Michigan speaker backs push for part-time legislature

Jonathan Oosting
Detroit News Lansing Bureau

Lansing — House Speaker Tom Leonard said Thursday he supports calls to make the Michigan Legislature part-time and reduce legislator pay.

A resolution introduced earlier this year would limit the Legislature to meeting 90 days a year, and a pending petition drive seeking to amend the state constitution would base lawmaker pay on teacher salaries.

“I have not read this particular proposal, but in concept I support a part-time legislature,” Leonard, R-DeWitt, told reporters on the House floor.

“I know there’s several other states that have done it. They’ve made it work. I think it’s something we need to start the discussion on here in Michigan.”

Michigan is one of nine states with some form of full-time legislature, according to the National Conference of State Legislatures. Twenty-six other states have “hybrid” legislatures where members work the equivalent of roughly two-thirds of a full-time job.

The Board of State Canvassers met earlier Thursday and was set to consider a part-time legislature petition submitted Clean MI Committee, but the group pulled the language at the last minute to fix a technical error. It plans to resubmit.

Under an initial draft proposal, the Michigan Legislature could meet no more than 90 times in any year, unless the governor called an emergency session for a special purpose. The regular session days would be served in a consecutive block.

Legislator pay could be halved from the $71,685 base salary members currently earn.

The State Officers Compensation Commission would determine total compensation for legislators, including benefits, based on the average teacher compensation, pro-rated to reflect fewer session days than school days.

Michigan teachers earned an average of roughly $62,000 during the 2015-16 school year, according to the Center for Educational Performance and Information, and the state now requires 180 school days a year.

That means legislators could earn somewhere around $31,000 a year if they worked 90 session days. They would make more if the governor called a special session.

Part-time legislature proponent Norm Kammeraad said he does not support the new petition, calling it an attempt at “part-time legislature light” and suggesting it is an effort to pacify grassroots activists who want to pursue “real change.”

Kammeraad is part of a group that has proposed limiting the Legislature to 30 meetings a year. His committee circulated petitions in 2014 but did not collect enough signatures to make the ballot. It is working to craft another petition for 2018, he said.

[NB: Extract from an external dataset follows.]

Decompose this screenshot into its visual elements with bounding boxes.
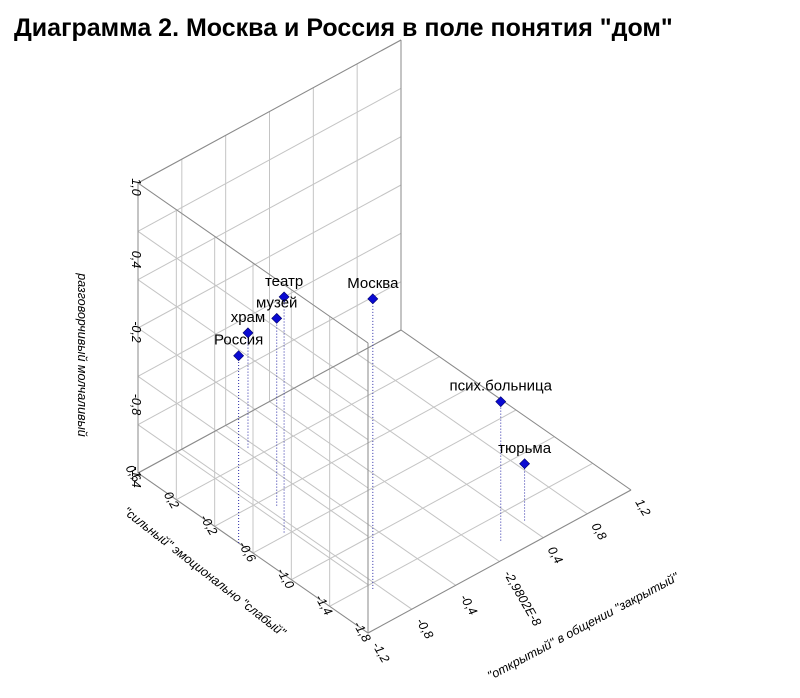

“The only way you’re going to change the bureaucracy and institution is to give it a full enema,” he said. “Take it and make it a part-time Legislature, like a town board.”

It’s not clear who is behind the new 90-day petition. The committee treasurer and designed record keeper did not return calls from The Detroit News, and attorney John Pirich said only that details would be announced at a later date.

The Michigan Legislature met less than 90 times in 2016, according to election-year journal records showing 82 session days in the House and 81 days in the session.

Legislators typically meet more often in years where there are not statewide elections. In 2015, for instance, the Senate had 112 session days and the House had 104.

But full-time legislators say much of their work is done off the floor and in district, including constituent meetings.

Senate Majority Leader Arlan Meekhof, R-West Olive, said a part-time Legislature would only make sense if the state also scrapped its term-limits law, which prohibits legislators from serving more six years in the House and eight years in the Senate.

Legislators need experience to develop expertise and sound policy, he told reporters, saying a part-time Legislature with term limits would be harmful.”

“It would really limit the power of the people to speak to their legislators,” he said. “If they citizens of Michigan want to vote that way, they have to understand the (governor) — Democrat or Republican — would have much, much more power.”

Leonard did not rule out a conversation about term limits reform but said he supports calls for a part-time legislature regardless.

“I think us young legislators are doing a pretty good job right now,” he said.